Submitted to: Rangeland Ecology and Management
Publication Type: Peer Reviewed Journal
Publication Acceptance Date: 2/13/2014
Publication Date: 5/1/2014
Citation: Hirsch, M.C., Monaco, T.A., Call, C.A., Sheley, R.L. 2014. Large-scale downy brome treatments alter plant-soil relationships and promote perennial grasses in salt desert shrublands. Rangeland Ecology and Management. 67:255-265.

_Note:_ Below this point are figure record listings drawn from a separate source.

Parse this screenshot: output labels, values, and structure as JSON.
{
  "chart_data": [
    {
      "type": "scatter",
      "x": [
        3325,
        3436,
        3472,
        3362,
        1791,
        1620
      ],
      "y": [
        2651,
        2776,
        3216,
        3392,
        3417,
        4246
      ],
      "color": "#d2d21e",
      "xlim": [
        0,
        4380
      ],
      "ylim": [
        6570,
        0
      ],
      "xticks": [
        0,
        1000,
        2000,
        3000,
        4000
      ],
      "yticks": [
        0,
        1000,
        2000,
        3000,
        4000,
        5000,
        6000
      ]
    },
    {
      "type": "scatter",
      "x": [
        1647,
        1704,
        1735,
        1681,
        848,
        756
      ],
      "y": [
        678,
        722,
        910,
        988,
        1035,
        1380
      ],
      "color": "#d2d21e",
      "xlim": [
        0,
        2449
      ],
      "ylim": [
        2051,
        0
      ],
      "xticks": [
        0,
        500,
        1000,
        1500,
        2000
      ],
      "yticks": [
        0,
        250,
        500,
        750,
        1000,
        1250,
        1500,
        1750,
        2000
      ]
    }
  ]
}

Interpretive Summary: Invasive plant species pose a major threat in ecosystems and complicate managerial efforts to improve wildlife habitat, forage productivity, and reduce wildfire risk. After initial colonization and spread of invasive plants, their impact and dominance may increase with time, depending on their functional distinctiveness within the ecosystem (Mack et al. 2000, Strayer et al. 2006). At this point, ecosystem processes are largely controlled by the invasive species (MacDougal and Turkington 2005), including plant-soil resource dynamics and disturbance regimes (D'Antonio and Vitousek 1992, Ehenfeld et al. 2005). Moreover, when these processes are primarily driven by invasive species, in the absence of functionally diverse perennial species, a perpetual feedback cycle is developed that modifies natural successional pathways (Kulmatiski et al. 2008, Beckage et al. 2009). Consequently, there is great need to understand plant-soil relationships of invasive-plant-impacted ecosystems and explore how rehabilitation actions influence these relationships.

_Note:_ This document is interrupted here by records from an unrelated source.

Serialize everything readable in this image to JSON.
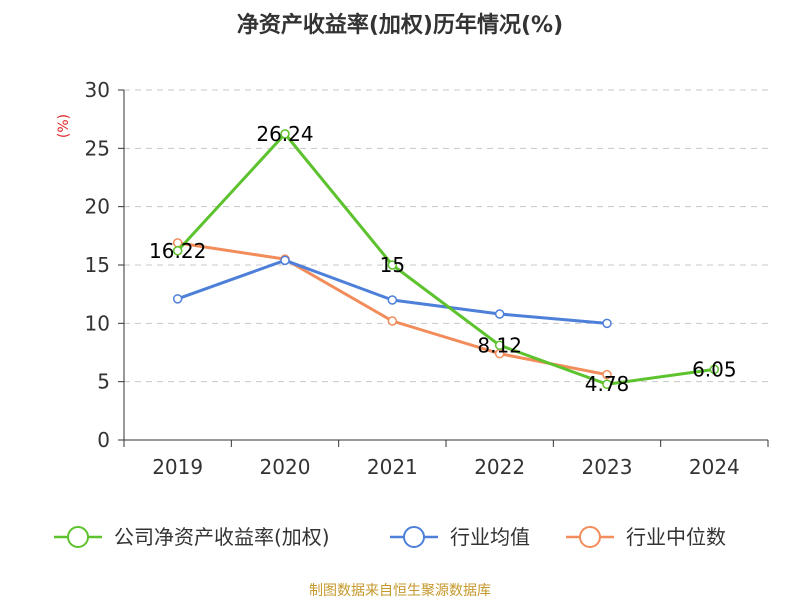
{
  "chart_data": {
    "type": "line",
    "title": "净资产收益率(加权)历年情况(%)",
    "xlabel": "",
    "ylabel": "(%)",
    "categories": [
      "2019",
      "2020",
      "2021",
      "2022",
      "2023",
      "2024"
    ],
    "ylim": [
      0,
      30
    ],
    "yticks": [
      "0",
      "5",
      "10",
      "15",
      "20",
      "25",
      "30"
    ],
    "grid": true,
    "legend_position": "bottom",
    "series": [
      {
        "name": "公司净资产收益率(加权)",
        "values": [
          16.22,
          26.24,
          15,
          8.12,
          4.78,
          6.05
        ],
        "labels": [
          "16.22",
          "26.24",
          "15",
          "8.12",
          "4.78",
          "6.05"
        ],
        "color": "#5cc22d"
      },
      {
        "name": "行业均值",
        "values": [
          12.1,
          15.4,
          12,
          10.8,
          10,
          null
        ],
        "color": "#4e7fd9"
      },
      {
        "name": "行业中位数",
        "values": [
          16.9,
          15.5,
          10.2,
          7.4,
          5.6,
          null
        ],
        "color": "#f28c5b"
      }
    ]
  },
  "source": "制图数据来自恒生聚源数据库"
}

Technical Abstract: The interrelationship between invasive annual grass abundance and soil resource availability varies spatially and temporally within ecosystems and may be altered by land treatments. We evaluated these relationships in two salt desert landscapes where the local abundance of Bromus tectorum L. (downy brome) was highly variable and increased more than 12-fold over a three-year period. During this period, we measured how this relationship was impacted by factorial combinations of prescribed burning, pre-emergence herbicide application, and biomass removal at large scales typical of realistic land management in the Great Basin. In the first year when abundance was lowest, B. tectorum cover was negatively correlated with spring measurements of soil H2O and NO3-N. In the two years following treatment, burning and herbicide applications, especially when combined, significantly (P<0.1) reduced cover of B. tectorum, which in turn significantly (P<0.1) increased soil NO3-N accumulation in the spring. Our study demonstrates that B. tectorum directly controls these soil resources and that treatments designed to reduce its abundance simultaneously increase soil resource availability in impoverished salt desert shrub ecosystem. Thus, altering this plant-soil relationship to yield restoration opportunities must comprise more than merely reducing B. tectorum abundance but include tactics that facilitate resource utilization by the residual plant community or successfully establish plant species capable of resource acquisition in the spring.